Here are the results:
[Thread: 1] Avg: 231ns
[Thread: 1] Cores: 0000101000100000
[Thread: 2] Avg: 232ns
[Thread: 2] Cores: 1010000000000001
[Thread: 3] Avg: 230ns
[Thread: 3] Cores: 0100000010000000
[Thread: 4] Avg: 231ns
[Thread: 4] Cores: 0000000001100000
So again we can see all but one thread were at some point scheduled on different CCX. The overall lower latencies could be explained by smaller data set and hence smaller tree to traverse. Anyway there's again no clue of how frequently migration occurs here. If it only happens like once during the run, then it would have very little effect on overall averages over 60 second run. Indeed if we look at same scenario with 0,2,4,6 affinity, we can see that there is pretty much no difference:
[Thread: 1] Avg: 228ns
[Thread: 1] Cores: 1000000000000000
[Thread: 2] Avg: 231ns
[Thread: 2] Cores: 0010000000000000
[Thread: 3] Avg: 225ns
[Thread: 3] Cores: 0000100000000000
[Thread: 4] Avg: 231ns
[Thread: 4] Cores: 0000001000000000
Finally for the last scenario I had only one thread, which was assigned with the larger 3MB data set. During these runs I had no other active software running aside from task manager. All other cores were sitting idle with CPU usage at 1%. My benchmarking software is running continuous loop without any blocking operations, locking, thread sleeping, i/o or any other operation which might encourage context switching. Indeed there should be little to no reason to interrupt my loop during the run. If any other operations need to be scheduled, they could be done so on any of the idle cores..
So lets see what happened over 3 runs, each with only one thread:
[Thread: 1] Avg: 311ns
[Thread: 1] Cores: 0000000100000010
[Thread: 1] Avg: 309ns
[Thread: 1] Cores: 0000000000010000
[Thread: 1] Avg: 312ns
[Thread: 1] Cores: 0001000000000010
In 2/3 runs our thread not only got scheduled on different cores, but it also got bounced between the two CCX's.
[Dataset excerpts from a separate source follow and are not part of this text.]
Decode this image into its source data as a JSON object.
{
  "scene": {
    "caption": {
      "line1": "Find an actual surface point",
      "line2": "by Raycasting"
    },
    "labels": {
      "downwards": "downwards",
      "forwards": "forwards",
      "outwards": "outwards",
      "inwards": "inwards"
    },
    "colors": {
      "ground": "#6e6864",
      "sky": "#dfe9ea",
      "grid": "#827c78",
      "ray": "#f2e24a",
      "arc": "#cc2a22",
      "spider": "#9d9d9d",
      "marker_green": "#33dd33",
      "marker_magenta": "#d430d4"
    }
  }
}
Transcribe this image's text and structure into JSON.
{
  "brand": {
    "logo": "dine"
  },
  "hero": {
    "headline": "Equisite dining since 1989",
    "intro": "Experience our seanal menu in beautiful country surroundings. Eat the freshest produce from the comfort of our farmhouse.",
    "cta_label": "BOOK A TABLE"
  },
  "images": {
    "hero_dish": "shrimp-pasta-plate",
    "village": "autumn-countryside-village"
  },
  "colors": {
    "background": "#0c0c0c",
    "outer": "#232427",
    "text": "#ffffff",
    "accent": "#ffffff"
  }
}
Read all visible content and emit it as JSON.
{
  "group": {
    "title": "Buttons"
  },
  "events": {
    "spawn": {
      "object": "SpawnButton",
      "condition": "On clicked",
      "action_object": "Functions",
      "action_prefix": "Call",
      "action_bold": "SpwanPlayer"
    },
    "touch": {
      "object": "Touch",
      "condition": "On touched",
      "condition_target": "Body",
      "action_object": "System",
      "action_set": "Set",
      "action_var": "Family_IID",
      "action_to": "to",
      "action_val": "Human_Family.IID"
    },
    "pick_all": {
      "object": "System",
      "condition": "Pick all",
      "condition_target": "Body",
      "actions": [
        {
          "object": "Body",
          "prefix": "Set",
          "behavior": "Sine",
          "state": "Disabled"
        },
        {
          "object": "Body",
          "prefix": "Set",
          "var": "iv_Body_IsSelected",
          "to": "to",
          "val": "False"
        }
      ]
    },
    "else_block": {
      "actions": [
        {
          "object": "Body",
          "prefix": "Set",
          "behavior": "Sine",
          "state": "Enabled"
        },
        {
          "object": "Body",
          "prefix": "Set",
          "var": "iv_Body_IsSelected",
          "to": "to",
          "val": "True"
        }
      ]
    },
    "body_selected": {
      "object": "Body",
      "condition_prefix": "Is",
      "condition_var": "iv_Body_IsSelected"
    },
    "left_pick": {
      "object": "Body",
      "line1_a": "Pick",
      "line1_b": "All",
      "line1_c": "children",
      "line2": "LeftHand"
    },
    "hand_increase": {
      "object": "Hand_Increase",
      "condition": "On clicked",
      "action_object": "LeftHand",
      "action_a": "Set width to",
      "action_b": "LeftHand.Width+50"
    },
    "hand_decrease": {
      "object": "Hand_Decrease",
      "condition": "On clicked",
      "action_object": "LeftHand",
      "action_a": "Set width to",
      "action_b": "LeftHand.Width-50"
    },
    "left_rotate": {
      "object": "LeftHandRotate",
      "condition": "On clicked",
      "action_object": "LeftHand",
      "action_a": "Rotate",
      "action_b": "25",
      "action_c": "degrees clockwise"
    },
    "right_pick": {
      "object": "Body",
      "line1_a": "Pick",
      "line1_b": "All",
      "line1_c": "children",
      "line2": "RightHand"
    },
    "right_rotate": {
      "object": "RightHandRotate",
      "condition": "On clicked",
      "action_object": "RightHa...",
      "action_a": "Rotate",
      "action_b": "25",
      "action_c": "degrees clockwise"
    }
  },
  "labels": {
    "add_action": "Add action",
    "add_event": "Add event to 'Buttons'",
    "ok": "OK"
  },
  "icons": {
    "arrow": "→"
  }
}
Based on what I saw in task manager, I believe this migration happened only once during each run, so it should hardly even show up in averages.
In conclusion if there still was any doubt as to whether Windows 10 scheduler is needlessly bouncing threads between CCX's, I can now say with high degree of certainty:
it actually does!
Q: "But wait a minute.. aren't your results suggesting that there is very little latency penalty in single threaded applications even if thread migration is real?"
A: Well. Again my scenario gives little to no reason for context switching to occur in the first place. Something like a single threaded game is much more complex, so these results do not translate well to such scenarios. This is just one specific case, but it does suffice to substantiate that thread migration is real.
Also bonus factoid: over 5 minute run with 4 threads; each thread visited every single physical and logical core at some point during the run.